Riko pondered her current whereabouts: if she was still on Coruscant, whether she was alone or had found company. He was sure that she could take care of herself, he just hoped that she found a place where she could rest, clear her head, and find peace.

A part of him felt like he could still feel her, through a link that reached out into the cosmos to tie them together. Wherever she was, he was certain that she could still feel him, too.

We'll find each other again, her parting words still echoed in his mind, more vivid and intimate than any word she had ever spoken aloud, When we're ready.

Riko thought of Jade and her anger, rage, and eventual guilt. He remembered his own brushes with the Dark Side: first as a child defending Jade, then during his duel with the possessed Jade on Dromund Kaas. He thought of Tarrin, a friendly boy lashing out with anger and rage. Tau Skywalker: so certain of his teachings to the point of fanaticism. The Jedi Shadows: so driven to maintain peace at any cost…

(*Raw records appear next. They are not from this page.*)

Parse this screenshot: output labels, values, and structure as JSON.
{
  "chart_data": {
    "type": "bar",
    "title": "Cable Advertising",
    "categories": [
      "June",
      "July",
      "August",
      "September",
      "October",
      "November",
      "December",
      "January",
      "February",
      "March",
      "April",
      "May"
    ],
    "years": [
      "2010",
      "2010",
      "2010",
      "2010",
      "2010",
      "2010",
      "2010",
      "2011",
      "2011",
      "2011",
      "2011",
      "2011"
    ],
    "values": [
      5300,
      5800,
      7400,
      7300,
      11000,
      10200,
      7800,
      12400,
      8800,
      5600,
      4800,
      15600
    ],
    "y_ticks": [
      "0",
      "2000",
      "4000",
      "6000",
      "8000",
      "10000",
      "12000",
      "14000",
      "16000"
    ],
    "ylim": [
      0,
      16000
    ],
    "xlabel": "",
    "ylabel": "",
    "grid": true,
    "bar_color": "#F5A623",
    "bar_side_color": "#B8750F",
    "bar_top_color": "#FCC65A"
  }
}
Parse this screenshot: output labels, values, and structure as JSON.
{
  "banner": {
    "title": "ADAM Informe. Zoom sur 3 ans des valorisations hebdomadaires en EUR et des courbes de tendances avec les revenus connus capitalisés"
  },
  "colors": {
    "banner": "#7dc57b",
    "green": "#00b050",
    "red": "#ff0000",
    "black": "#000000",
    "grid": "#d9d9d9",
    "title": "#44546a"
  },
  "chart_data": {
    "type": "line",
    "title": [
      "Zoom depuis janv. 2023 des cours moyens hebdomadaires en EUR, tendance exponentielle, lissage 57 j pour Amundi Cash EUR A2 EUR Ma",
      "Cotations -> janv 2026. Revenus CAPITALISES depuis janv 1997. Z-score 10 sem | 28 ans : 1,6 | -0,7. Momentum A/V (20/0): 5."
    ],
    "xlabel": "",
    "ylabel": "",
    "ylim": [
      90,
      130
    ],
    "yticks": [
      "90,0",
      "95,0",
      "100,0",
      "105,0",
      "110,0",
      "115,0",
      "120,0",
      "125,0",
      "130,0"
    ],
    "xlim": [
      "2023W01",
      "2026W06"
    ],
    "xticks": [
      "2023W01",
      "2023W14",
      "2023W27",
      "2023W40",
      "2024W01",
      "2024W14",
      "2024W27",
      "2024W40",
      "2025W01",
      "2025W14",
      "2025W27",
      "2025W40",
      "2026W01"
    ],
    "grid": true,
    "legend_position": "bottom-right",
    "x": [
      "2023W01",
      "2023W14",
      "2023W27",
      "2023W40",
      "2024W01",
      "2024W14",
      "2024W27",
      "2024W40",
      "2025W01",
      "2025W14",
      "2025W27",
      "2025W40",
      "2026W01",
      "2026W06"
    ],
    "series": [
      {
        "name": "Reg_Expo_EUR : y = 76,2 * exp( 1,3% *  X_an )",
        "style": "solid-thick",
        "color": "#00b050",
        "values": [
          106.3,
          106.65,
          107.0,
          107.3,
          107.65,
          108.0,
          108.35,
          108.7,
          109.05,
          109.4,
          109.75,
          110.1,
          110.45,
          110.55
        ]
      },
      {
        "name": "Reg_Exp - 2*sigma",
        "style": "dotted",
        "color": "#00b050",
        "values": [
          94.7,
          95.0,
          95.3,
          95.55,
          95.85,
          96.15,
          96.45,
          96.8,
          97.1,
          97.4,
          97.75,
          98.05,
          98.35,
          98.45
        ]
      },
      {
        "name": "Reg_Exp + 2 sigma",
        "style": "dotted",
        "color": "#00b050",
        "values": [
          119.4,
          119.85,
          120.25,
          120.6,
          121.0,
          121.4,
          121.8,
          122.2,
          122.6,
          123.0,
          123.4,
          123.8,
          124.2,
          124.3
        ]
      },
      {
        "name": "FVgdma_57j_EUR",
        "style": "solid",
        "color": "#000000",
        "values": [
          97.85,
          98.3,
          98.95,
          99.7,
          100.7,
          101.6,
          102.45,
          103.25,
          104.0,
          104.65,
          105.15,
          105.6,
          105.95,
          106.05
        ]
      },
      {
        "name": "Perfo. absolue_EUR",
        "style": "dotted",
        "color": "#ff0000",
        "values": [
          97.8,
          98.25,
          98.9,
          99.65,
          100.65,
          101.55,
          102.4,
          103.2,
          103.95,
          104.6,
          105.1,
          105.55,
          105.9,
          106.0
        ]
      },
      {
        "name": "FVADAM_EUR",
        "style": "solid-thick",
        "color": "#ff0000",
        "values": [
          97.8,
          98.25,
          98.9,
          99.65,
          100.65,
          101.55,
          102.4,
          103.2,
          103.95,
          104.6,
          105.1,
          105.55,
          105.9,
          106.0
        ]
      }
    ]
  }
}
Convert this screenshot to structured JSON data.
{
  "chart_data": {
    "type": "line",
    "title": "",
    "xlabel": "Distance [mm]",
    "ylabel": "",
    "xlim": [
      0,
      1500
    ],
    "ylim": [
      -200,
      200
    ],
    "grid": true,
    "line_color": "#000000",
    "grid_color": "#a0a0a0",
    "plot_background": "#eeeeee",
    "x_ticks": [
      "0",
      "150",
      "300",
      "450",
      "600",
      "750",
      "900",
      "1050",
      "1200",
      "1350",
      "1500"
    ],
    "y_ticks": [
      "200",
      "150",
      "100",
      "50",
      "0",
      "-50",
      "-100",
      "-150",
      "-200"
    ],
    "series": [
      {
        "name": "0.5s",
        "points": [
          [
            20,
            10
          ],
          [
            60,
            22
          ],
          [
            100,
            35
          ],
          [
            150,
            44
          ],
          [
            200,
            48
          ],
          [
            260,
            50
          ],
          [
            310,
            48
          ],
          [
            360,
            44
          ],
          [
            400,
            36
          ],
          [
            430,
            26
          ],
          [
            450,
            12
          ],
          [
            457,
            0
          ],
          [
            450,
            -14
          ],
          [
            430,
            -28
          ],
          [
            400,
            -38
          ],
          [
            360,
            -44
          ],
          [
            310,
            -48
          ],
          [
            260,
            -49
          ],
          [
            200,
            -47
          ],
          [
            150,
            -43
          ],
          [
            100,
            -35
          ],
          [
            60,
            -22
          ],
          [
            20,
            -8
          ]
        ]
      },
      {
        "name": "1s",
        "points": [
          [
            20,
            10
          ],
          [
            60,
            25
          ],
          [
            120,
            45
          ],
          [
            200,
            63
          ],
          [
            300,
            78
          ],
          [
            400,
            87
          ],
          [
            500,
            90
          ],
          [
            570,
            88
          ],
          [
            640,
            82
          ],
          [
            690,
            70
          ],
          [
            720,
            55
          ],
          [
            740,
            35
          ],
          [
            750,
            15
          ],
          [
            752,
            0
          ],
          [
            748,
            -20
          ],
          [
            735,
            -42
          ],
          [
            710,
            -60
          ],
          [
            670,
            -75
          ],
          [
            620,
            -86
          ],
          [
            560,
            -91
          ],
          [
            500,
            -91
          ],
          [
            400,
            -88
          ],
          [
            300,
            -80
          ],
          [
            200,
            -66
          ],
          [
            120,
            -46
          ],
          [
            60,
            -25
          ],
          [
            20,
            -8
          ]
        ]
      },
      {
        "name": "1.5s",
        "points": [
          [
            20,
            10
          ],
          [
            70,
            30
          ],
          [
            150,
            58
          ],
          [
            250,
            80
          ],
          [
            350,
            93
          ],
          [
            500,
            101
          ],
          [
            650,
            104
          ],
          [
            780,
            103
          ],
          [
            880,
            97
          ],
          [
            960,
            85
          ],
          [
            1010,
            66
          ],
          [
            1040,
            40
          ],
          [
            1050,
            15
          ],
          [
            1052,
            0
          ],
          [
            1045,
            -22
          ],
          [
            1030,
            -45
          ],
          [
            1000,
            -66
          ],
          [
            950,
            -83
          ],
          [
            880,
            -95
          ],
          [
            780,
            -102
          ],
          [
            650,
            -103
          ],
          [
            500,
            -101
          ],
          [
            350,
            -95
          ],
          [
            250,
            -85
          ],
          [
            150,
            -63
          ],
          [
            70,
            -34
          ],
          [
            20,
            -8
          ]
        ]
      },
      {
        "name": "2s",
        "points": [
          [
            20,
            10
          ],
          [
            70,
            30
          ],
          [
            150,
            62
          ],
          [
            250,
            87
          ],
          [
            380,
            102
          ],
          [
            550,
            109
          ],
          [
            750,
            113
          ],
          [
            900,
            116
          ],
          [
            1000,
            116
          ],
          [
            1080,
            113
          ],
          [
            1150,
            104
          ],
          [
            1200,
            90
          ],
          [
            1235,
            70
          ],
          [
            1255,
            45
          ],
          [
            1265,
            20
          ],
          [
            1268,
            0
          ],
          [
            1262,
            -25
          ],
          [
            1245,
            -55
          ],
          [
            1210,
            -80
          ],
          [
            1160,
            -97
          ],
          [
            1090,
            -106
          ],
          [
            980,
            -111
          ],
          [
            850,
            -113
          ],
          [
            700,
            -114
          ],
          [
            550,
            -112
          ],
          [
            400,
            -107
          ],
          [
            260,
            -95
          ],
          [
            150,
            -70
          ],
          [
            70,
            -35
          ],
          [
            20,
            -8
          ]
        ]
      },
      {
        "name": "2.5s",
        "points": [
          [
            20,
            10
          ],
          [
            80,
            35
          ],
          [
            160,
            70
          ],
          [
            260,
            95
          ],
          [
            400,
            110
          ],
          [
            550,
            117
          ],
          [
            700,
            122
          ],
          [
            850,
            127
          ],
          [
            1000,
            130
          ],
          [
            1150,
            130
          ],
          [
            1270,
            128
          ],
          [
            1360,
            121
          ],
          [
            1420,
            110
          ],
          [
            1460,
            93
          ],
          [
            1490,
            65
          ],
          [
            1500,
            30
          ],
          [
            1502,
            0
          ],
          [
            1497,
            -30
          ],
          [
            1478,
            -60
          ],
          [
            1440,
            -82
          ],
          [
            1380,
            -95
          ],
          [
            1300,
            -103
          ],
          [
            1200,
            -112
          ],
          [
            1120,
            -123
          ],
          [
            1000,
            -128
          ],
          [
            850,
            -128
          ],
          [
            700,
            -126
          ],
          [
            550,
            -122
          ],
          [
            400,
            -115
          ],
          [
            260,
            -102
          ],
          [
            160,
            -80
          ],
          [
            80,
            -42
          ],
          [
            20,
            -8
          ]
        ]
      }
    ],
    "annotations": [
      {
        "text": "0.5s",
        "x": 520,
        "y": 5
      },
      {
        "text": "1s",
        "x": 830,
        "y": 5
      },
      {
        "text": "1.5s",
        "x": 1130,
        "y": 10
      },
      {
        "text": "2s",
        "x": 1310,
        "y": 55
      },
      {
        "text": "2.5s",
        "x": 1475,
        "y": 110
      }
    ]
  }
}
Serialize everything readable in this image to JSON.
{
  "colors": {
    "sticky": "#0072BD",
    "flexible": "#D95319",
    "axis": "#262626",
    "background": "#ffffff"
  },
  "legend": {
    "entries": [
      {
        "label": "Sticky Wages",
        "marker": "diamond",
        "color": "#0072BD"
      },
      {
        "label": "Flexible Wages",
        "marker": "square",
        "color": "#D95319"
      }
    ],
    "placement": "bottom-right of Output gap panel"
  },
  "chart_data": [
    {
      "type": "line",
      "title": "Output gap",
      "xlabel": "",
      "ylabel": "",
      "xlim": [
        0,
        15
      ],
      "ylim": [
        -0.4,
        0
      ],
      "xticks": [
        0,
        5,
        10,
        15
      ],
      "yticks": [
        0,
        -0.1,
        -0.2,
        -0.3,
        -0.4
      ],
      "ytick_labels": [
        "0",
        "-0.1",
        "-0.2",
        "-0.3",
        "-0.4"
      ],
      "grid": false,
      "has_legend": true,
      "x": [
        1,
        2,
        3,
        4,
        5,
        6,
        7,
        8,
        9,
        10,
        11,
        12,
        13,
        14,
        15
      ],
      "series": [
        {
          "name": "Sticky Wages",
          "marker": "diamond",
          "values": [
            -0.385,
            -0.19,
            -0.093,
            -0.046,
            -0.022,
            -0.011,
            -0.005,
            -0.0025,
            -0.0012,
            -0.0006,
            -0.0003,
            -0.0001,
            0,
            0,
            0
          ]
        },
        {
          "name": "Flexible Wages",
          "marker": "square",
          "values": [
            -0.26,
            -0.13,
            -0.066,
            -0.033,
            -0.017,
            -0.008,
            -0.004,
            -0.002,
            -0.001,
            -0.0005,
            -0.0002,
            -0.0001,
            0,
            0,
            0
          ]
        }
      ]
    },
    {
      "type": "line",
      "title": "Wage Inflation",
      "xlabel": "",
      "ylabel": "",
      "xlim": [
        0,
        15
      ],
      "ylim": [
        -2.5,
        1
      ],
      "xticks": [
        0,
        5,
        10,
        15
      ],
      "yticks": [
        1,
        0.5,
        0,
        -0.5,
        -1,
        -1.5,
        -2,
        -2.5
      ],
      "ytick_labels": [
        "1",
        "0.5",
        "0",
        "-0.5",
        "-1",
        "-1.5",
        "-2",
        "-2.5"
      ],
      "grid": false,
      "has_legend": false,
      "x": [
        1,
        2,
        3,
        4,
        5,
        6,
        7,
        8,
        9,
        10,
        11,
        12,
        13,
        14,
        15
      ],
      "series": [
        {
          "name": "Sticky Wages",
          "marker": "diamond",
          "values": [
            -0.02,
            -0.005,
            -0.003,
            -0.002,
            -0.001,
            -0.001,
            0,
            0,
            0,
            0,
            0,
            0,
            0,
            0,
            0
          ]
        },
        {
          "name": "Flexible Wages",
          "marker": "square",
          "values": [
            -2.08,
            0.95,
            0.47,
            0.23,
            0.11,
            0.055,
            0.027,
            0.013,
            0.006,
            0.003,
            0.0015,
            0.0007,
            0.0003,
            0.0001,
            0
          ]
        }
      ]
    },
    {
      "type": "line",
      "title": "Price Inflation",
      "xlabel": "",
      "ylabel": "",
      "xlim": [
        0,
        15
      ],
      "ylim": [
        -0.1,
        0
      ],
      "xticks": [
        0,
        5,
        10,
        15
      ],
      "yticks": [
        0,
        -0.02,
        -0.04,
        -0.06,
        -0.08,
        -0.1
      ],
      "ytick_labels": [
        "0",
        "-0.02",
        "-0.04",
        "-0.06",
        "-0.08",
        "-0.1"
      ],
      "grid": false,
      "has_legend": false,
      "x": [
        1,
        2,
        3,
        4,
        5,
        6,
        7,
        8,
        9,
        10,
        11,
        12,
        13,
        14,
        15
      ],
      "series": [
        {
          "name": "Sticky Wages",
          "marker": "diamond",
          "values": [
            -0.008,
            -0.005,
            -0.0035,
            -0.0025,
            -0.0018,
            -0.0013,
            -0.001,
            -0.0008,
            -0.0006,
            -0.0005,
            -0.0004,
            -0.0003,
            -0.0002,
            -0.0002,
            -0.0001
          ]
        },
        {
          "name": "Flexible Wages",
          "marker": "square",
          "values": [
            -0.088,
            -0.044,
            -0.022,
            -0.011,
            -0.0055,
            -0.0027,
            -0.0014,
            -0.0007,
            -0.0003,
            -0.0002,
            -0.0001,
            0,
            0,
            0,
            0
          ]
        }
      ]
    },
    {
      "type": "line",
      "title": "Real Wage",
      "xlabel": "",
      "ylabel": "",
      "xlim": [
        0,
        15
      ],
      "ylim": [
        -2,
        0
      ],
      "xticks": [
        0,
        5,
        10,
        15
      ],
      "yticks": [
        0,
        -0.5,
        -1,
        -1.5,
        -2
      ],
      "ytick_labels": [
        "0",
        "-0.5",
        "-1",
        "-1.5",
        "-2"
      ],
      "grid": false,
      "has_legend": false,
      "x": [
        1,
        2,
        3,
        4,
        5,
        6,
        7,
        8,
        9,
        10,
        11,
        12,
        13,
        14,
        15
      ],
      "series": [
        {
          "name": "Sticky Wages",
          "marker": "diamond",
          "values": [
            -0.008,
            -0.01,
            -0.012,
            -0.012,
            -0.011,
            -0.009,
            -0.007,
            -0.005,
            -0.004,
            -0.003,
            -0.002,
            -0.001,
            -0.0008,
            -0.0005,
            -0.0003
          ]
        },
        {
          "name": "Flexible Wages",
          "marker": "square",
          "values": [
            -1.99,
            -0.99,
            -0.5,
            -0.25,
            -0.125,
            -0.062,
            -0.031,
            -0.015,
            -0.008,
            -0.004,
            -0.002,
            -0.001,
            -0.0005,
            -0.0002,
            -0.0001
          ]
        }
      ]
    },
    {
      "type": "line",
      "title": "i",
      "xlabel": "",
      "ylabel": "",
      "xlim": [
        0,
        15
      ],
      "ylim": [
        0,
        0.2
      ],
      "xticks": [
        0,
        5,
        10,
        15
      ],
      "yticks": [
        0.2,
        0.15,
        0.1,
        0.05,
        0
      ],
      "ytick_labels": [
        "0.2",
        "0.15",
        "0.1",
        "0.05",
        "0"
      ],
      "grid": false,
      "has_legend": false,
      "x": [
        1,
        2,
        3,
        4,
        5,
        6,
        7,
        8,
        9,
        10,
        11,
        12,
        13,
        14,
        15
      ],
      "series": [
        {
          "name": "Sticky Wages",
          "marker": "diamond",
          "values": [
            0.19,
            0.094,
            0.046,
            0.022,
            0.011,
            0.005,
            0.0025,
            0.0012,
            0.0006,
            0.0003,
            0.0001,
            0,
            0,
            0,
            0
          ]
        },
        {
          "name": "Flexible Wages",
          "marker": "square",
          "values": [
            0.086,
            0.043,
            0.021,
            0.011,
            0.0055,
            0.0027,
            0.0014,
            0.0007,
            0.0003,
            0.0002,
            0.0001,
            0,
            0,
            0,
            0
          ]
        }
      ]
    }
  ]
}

Riko wondered if this is what Kali'sto was trying to warn him about when he had described war. Beyond Rays and other loved ones who perished in the Empire's ascension, how many friends and comrades had Kali'sto lost to the same darkness that now plagued the Jedi of Riko's time? Was there more to his warnings than just the prospect of death or injury or killing?

Riko understood that there was another battle waged beyond those things, and it would likely be the most difficult one of all.